DeepSpeed ZeRO stages partition training states across GPUs

DeepSpeed ZeRO stages trade memory savings for communication overhead by partitioning optimizer states, gradients, and parameters across GPUs.

Distributed training in PyTorch typically relies on Distributed Data Parallel (DDP), which replicates the full model, gradients, and optimizer states on every GPU. This redundancy ensures simple implementation but limits the maximum model size to the memory of a single device. DeepSpeed is a deep learning optimization library that introduces Zero Redundancy Optimizer (ZeRO) to remove this redundancy. ZeRO shards the training states across multiple GPUs, allowing the cluster to treat aggregate memory as a single pool.

The mechanism relies on partitioning specific tensors during the forward and backward passes. Each stage of ZeRO removes a layer of redundancy, reducing memory usage per GPU at the cost of increased inter-GPU communication. The choice between stages is not a performance optimization but a capacity decision. A model that fits in 40GB of VRAM on 8 GPUs with DDP might fit on 8 GPUs with ZeRO-1, but a 100GB model will require ZeRO-3. The tradeoff is strictly between memory footprint and network bandwidth utilization.

The memory baseline for Adam optimizers

Understanding the memory savings requires the baseline math for a standard Adam optimizer in PyTorch. A single parameter in FP32 consumes 4 bytes. The Adam optimizer maintains two state variables per parameter (momentum and variance), each also in FP32, consuming 8 bytes. Additionally, a master copy of the weights is often kept in FP32 for precision during updates, adding 4 bytes. This totals 12 bytes of optimizer state per parameter.

Gradients add another 4 bytes per parameter during the backward pass. In a standard DDP setup, every GPU holds the full model (4 bytes), full optimizer states (12 bytes), and full gradients (4 bytes). This sums to 20 bytes per parameter per GPU. For a 70 billion parameter model, this requires 1.4 terabytes of VRAM. A single A100 GPU with 80GB cannot hold this state.

DeepSpeed ZeRO reduces this footprint by ensuring each GPU only stores a fraction of the total states. The reduction is linear with the number of GPUs. If 8 GPUs are used, each GPU stores roughly 1/8th of the states. However, the communication cost to reconstruct these states during the forward and backward passes increases. The system must gather the necessary shards from other GPUs before computing a layer, introducing latency.

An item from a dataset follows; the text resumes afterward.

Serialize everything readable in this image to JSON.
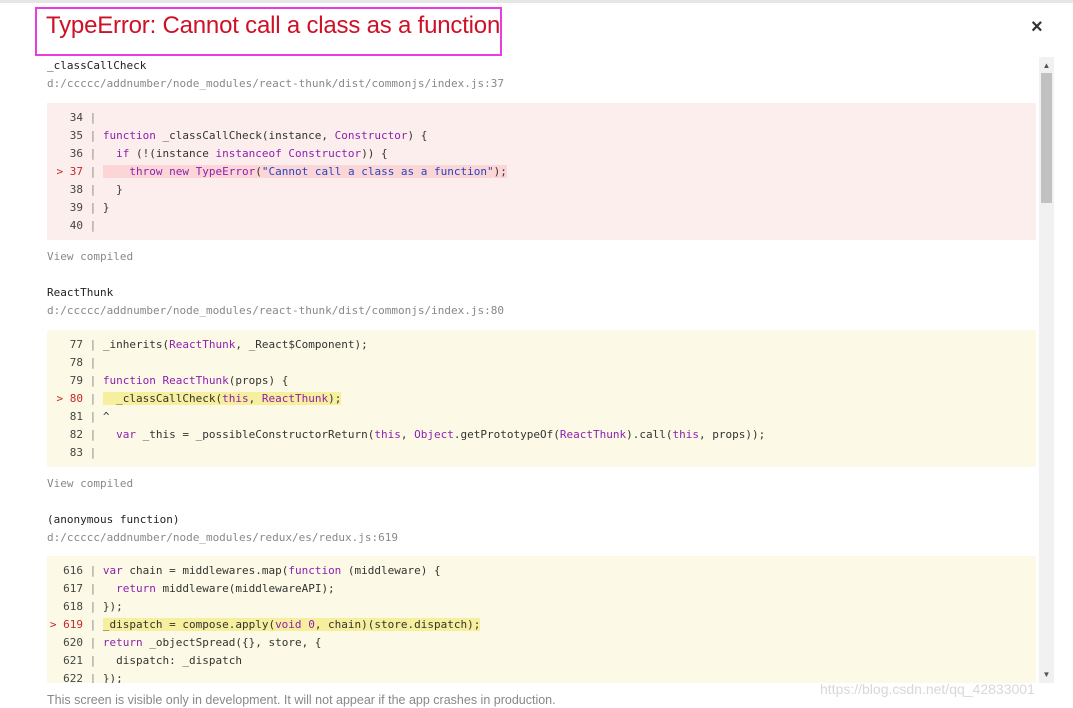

The three stages of partitioning

ZeRO defines three distinct stages of optimization, each removing a specific set of redundant data. Stage 1 partitions only the optimizer states. Stage 2 partitions optimizer states and gradients. Stage 3 partitions optimizer states, gradients, and parameters.

Stage	Partitioned Components	Memory Reduction	Communication Overhead
ZeRO-1	Optimizer States	2×	Low
ZeRO-2	Optimizer States + Gradients	4×	Medium
ZeRO-3	Optimizer States + Gradients + Parameters	8×	High

The configuration for ZeRO is passed to the DeepSpeed engine via a JSON file, which is then mounted into the training container. The zero_optimization block defines the stage and specific settings. The following JSON snippet demonstrates a ZeRO-2 configuration, which is the most common starting point for large models.

{
  "zero_optimization": {
    "stage": 2,
    "offload_optimizer": {
      "device": "cpu",
      "pin_memory": true
    },
    "allgather_partitions": true,
    "allgather_bucket_size": 2e8,
    "overlap_comm": true,
    "reduce_scatter": true,
    "reduce_bucket_size": 2e8,
    "contiguous_gradients": true
  }
}

In this configuration, the stage field is set to 2. The offload_optimizer block allows moving optimizer states to CPU memory, further reducing GPU pressure at the cost of PCIe bandwidth. The allgather_bucket_size controls how much data is gathered in a single communication step. Larger buckets reduce the number of communication rounds but increase the peak memory required for the gather operation.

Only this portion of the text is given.